As the temperature drops, so does your need for certain lawn equipment. This is why most of us winterize or store our small motor equipment after the first freeze.
That being said, there are certain small motor equipment options you need to keep around for the rest of the cold-weather months, whether to use them or better prepare them for spring. Let’s go over five of them.
1. Snow Blower
This is one option you might need to take out of storage for cold weather and it will likely be your most-used small engine option if you live in an area that gets a lot of snow. If you have a snow blower already, it might be wise to take it in for a tune-up or maintenance before first use.

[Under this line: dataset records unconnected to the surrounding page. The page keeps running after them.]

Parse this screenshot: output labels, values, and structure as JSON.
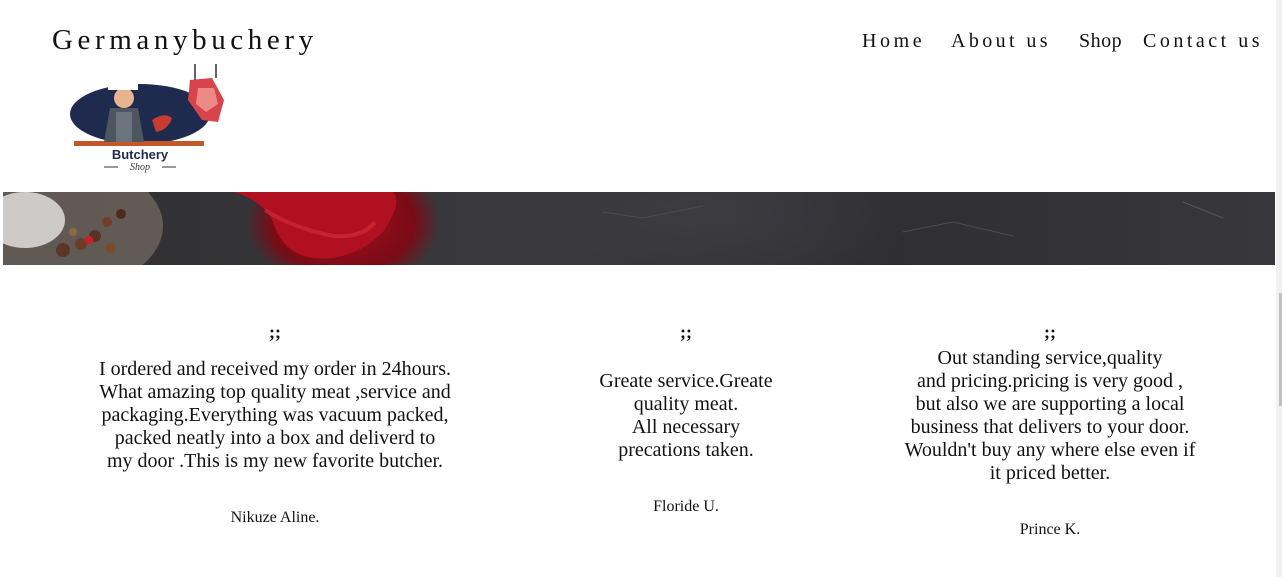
{
  "header": {
    "site_title": "Germanybuchery",
    "nav": [
      "Home",
      "About us",
      "Shop",
      "Contact us"
    ]
  },
  "logo": {
    "text": "Butchery",
    "subtext": "Shop"
  },
  "testimonials": [
    {
      "quote_mark": ";;",
      "lines": [
        "I ordered and received my order in 24hours.",
        "What amazing top quality meat ,service and",
        "packaging.Everything was vacuum packed,",
        "packed neatly into a box and deliverd to",
        "my door .This is my new favorite butcher."
      ],
      "author": "Nikuze Aline."
    },
    {
      "quote_mark": ";;",
      "lines": [
        "Greate service.Greate",
        "quality meat.",
        "All necessary",
        "precations taken."
      ],
      "author": "Floride U."
    },
    {
      "quote_mark": ";;",
      "lines": [
        "Out standing service,quality",
        "and pricing.pricing is very good ,",
        "but also we are supporting a local",
        "business that delivers to your door.",
        "Wouldn't buy any where else even if",
        "it priced better."
      ],
      "author": "Prince K."
    }
  ],
  "colors": {
    "text": "#111111",
    "banner_dark": "#2e2e31",
    "meat_red": "#a10e1c",
    "logo_navy": "#1f2a4f"
  }
}
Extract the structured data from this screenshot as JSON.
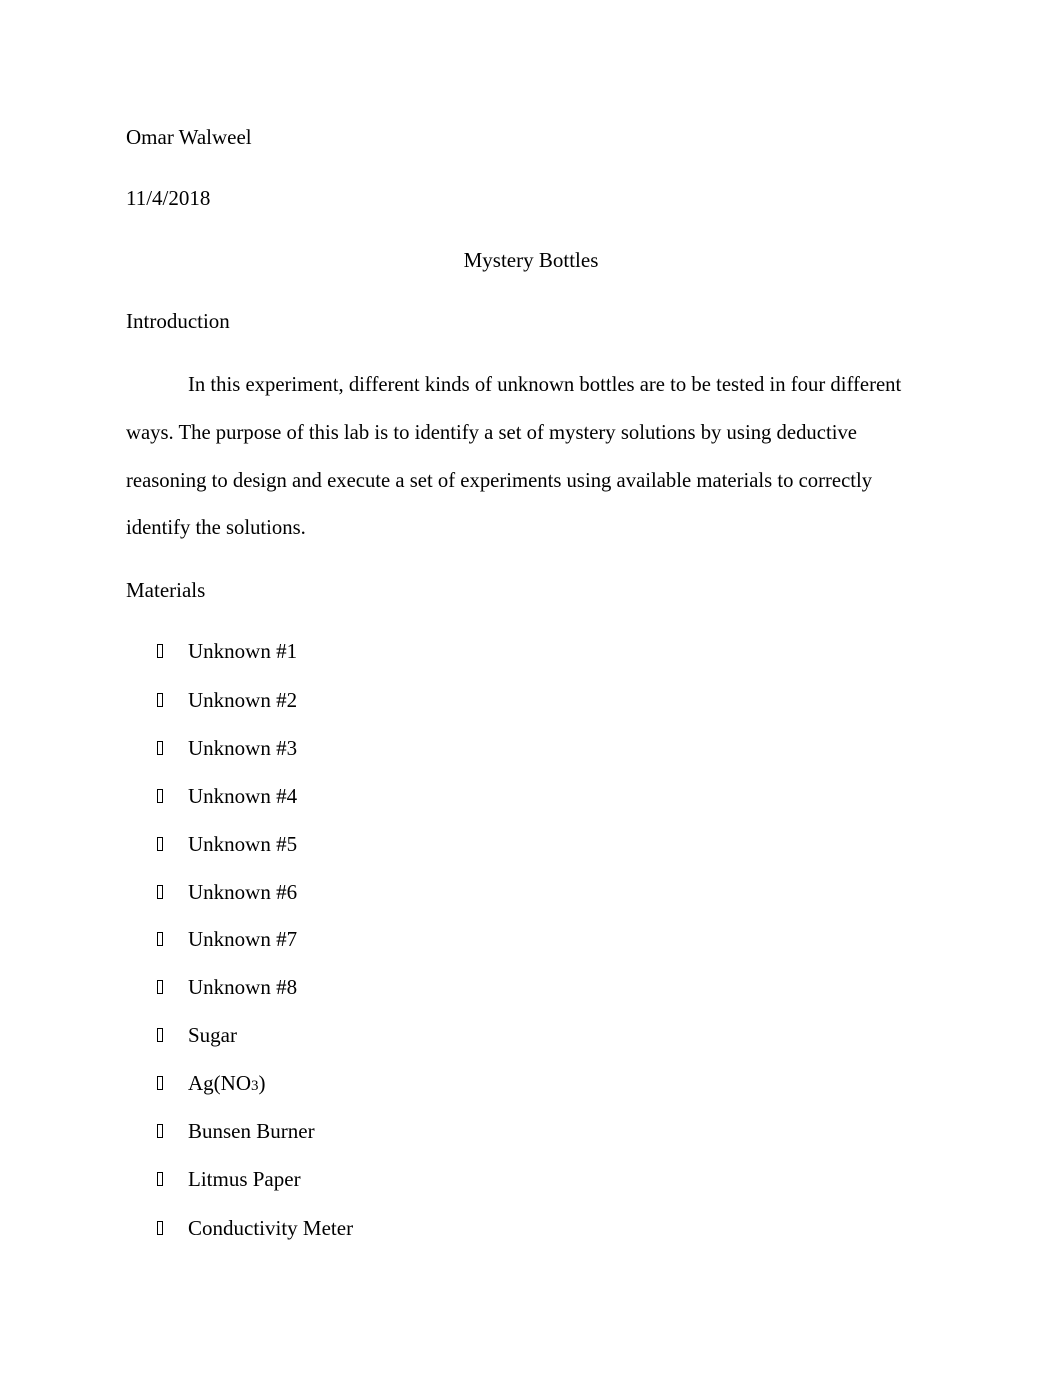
{
  "header": {
    "author": "Omar Walweel",
    "date": "11/4/2018",
    "title": "Mystery Bottles"
  },
  "introduction": {
    "heading": "Introduction",
    "lines": [
      "In this experiment, different kinds of unknown bottles are to be tested in four different",
      "ways. The purpose of this lab is to identify a set of mystery solutions by using deductive",
      "reasoning to design and execute a set of experiments using available materials to correctly",
      "identify the solutions."
    ]
  },
  "materials": {
    "heading": "Materials",
    "bullet_icon": "missing-glyph-box",
    "items": [
      {
        "label": "Unknown #1"
      },
      {
        "label": "Unknown #2"
      },
      {
        "label": "Unknown #3"
      },
      {
        "label": "Unknown #4"
      },
      {
        "label": "Unknown #5"
      },
      {
        "label": "Unknown #6"
      },
      {
        "label": "Unknown #7"
      },
      {
        "label": "Unknown #8"
      },
      {
        "label": "Sugar"
      },
      {
        "label": "Ag(NO",
        "subscript": "3",
        "suffix": ")"
      },
      {
        "label": "Bunsen Burner"
      },
      {
        "label": "Litmus Paper"
      },
      {
        "label": "Conductivity Meter"
      }
    ]
  }
}
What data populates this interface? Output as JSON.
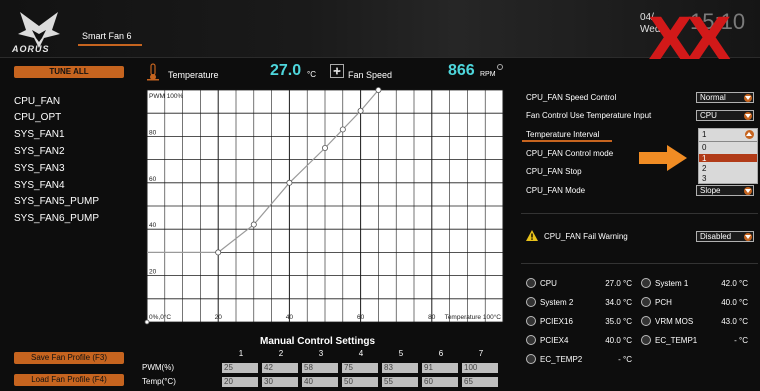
{
  "header": {
    "brand": "AORUS",
    "tab": "Smart Fan 6",
    "date": "04/",
    "day": "Wed",
    "time": "15:10",
    "watermark": "XX"
  },
  "left": {
    "tune_all": "TUNE ALL",
    "fans": [
      "CPU_FAN",
      "CPU_OPT",
      "SYS_FAN1",
      "SYS_FAN2",
      "SYS_FAN3",
      "SYS_FAN4",
      "SYS_FAN5_PUMP",
      "SYS_FAN6_PUMP"
    ],
    "save_profile": "Save Fan Profile (F3)",
    "load_profile": "Load Fan Profile (F4)"
  },
  "readouts": {
    "temp_label": "Temperature",
    "temp_value": "27.0",
    "temp_unit": "°C",
    "fan_label": "Fan Speed",
    "rpm_value": "866",
    "rpm_unit": "RPM"
  },
  "chart_data": {
    "type": "line",
    "ylabel": "PWM 100%",
    "xlabel": "Temperature 100°C",
    "origin_label": "0%,0°C",
    "x_ticks": [
      "20",
      "40",
      "60",
      "80"
    ],
    "y_ticks": [
      "80",
      "60",
      "40",
      "20"
    ],
    "xlim": [
      0,
      100
    ],
    "ylim": [
      0,
      100
    ],
    "grid": true,
    "points": [
      [
        0,
        30
      ],
      [
        20,
        30
      ],
      [
        30,
        42
      ],
      [
        40,
        60
      ],
      [
        50,
        75
      ],
      [
        55,
        83
      ],
      [
        60,
        91
      ],
      [
        65,
        100
      ]
    ]
  },
  "manual": {
    "title": "Manual Control Settings",
    "pwm_label": "PWM(%)",
    "temp_label": "Temp(°C)",
    "columns": [
      "1",
      "2",
      "3",
      "4",
      "5",
      "6",
      "7"
    ],
    "pwm": [
      "25",
      "42",
      "58",
      "75",
      "83",
      "91",
      "100"
    ],
    "temp": [
      "20",
      "30",
      "40",
      "50",
      "55",
      "60",
      "65"
    ]
  },
  "settings": {
    "rows": [
      {
        "label": "CPU_FAN Speed Control",
        "value": "Normal"
      },
      {
        "label": "Fan Control Use Temperature Input",
        "value": "CPU"
      },
      {
        "label": "Temperature Interval",
        "value": ""
      },
      {
        "label": "CPU_FAN Control mode",
        "value": ""
      },
      {
        "label": "CPU_FAN Stop",
        "value": ""
      },
      {
        "label": "CPU_FAN Mode",
        "value": "Slope"
      }
    ],
    "popup_current": "1",
    "popup_options": [
      "0",
      "1",
      "2",
      "3"
    ],
    "fail_label": "CPU_FAN Fail Warning",
    "fail_value": "Disabled"
  },
  "monitor": [
    {
      "label": "CPU",
      "value": "27.0 °C"
    },
    {
      "label": "System 1",
      "value": "42.0 °C"
    },
    {
      "label": "System 2",
      "value": "34.0 °C"
    },
    {
      "label": "PCH",
      "value": "40.0 °C"
    },
    {
      "label": "PCIEX16",
      "value": "35.0 °C"
    },
    {
      "label": "VRM MOS",
      "value": "43.0 °C"
    },
    {
      "label": "PCIEX4",
      "value": "40.0 °C"
    },
    {
      "label": "EC_TEMP1",
      "value": "- °C"
    },
    {
      "label": "EC_TEMP2",
      "value": "- °C"
    }
  ],
  "colors": {
    "accent": "#c6641f",
    "value": "#4ed6dc",
    "warning": "#e8c21a"
  }
}
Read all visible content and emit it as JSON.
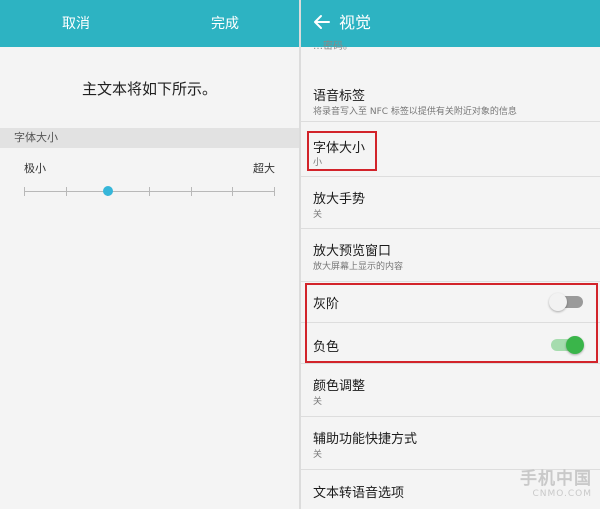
{
  "left": {
    "cancel": "取消",
    "done": "完成",
    "preview_text": "主文本将如下所示。",
    "section_header": "字体大小",
    "scale_min": "极小",
    "scale_max": "超大",
    "slider_level": 0.333,
    "slider_steps": 7
  },
  "right": {
    "title": "视觉",
    "partial_text": "…密码。",
    "items": {
      "voice_label": {
        "title": "语音标签",
        "sub": "将录音写入至 NFC 标签以提供有关附近对象的信息"
      },
      "font_size": {
        "title": "字体大小",
        "sub": "小"
      },
      "magnify": {
        "title": "放大手势",
        "sub": "关"
      },
      "magnify_window": {
        "title": "放大预览窗口",
        "sub": "放大屏幕上显示的内容"
      },
      "grayscale": {
        "title": "灰阶",
        "on": false
      },
      "negative": {
        "title": "负色",
        "on": true
      },
      "color_adjust": {
        "title": "颜色调整",
        "sub": "关"
      },
      "shortcut": {
        "title": "辅助功能快捷方式",
        "sub": "关"
      },
      "tts": {
        "title": "文本转语音选项"
      }
    }
  },
  "watermark": {
    "main": "手机中国",
    "sub": "CNMO.COM"
  },
  "colors": {
    "header": "#2db3c2",
    "accent": "#36b6d9",
    "toggle_on": "#3ab54a",
    "toggle_off": "#9a9a9a",
    "highlight": "#d2232a"
  },
  "icons": [
    "back-arrow-icon"
  ]
}
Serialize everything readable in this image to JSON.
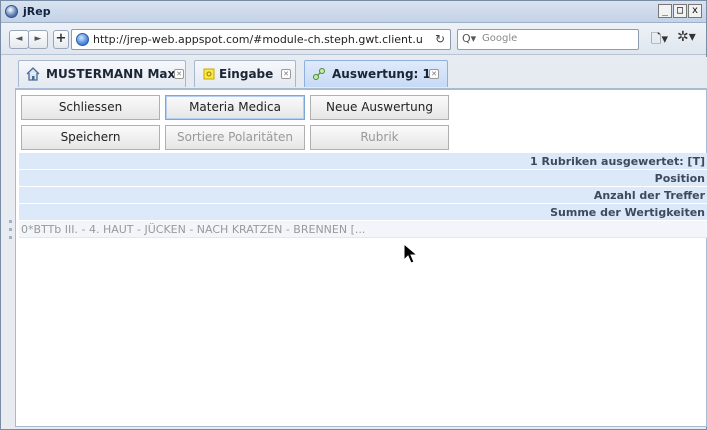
{
  "window": {
    "title": "jRep",
    "controls": [
      "_",
      "□",
      "x"
    ]
  },
  "navbar": {
    "back": "◄",
    "forward": "►",
    "new_tab": "+",
    "url": "http://jrep-web.appspot.com/#module-ch.steph.gwt.client.ui.vie",
    "search_placeholder": "Google"
  },
  "tabs": [
    {
      "label": "MUSTERMANN Max",
      "icon": "home-icon"
    },
    {
      "label": "Eingabe",
      "icon": "input-icon"
    },
    {
      "label": "Auswertung: 1",
      "icon": "evaluation-icon",
      "active": true
    }
  ],
  "toolbar": {
    "schliessen": "Schliessen",
    "materia_medica": "Materia Medica",
    "neue_auswertung": "Neue Auswertung",
    "speichern": "Speichern",
    "sortiere": "Sortiere Polaritäten",
    "rubrik": "Rubrik"
  },
  "table": {
    "headers": [
      "1 Rubriken ausgewertet: [T]",
      "Position",
      "Anzahl der Treffer",
      "Summe der Wertigkeiten"
    ],
    "rows": [
      "0*BTTb  III. - 4. HAUT - JÜCKEN - NACH KRATZEN - BRENNEN  [..."
    ]
  }
}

Or, if you haven’t purchased a snow blower yet, now might be the best time to see why it’s such a popular option for reducing effort and maximizing efficiency when it comes to clearing snow.
2. Leaf Blower
The leaves on your property might keep falling well after the grass has gone dormant. If that’s the case, you’ll want to keep your leaf blower handy if you don’t want to throw out your back raking them up. This is useful for the lawn, flower bed and anywhere else you’d like to clear from debris (e.g. the garage?).
3. String Trimmer
Weeds are another area of lawn maintenance that can persist past the first freeze. If you have stubborn growth, a string trimmer (i.e. weed eater) can keep it in check. One or two weeds impacting the big picture look of your lawn? Avoid a trip to the storage unit by keeping your string trimmer ready and accessible during cold weather.
4. Garden Tiller
Whether you have winter vegetables you’re growing or it’s been a while since the soil in your garden was turned over, a garden tiller can come in handy. Even if you don’t use it during the winter, it will be one of the first tools you’ll likely use when the weather warms up. Just be sure to store your tiller in a covered, dry location to avoid damage.
5. Lawn mower
Last, an item you might not expect: your lawn mower. Sure, you might need to mow your lawn once or twice after the grass stops growing, but before you winterize and store it, make sure it’s accessible for a good cleaning and tune-up. Blades need to be sharpened, oil needs to be changed and other improvements can be made before you store it for winter (and have to do all maintenance and repairs when it’s time to use it again). Only when you’re sure your mower is in good shape and you won’t use it for the rest of the season is when you should put it in storage.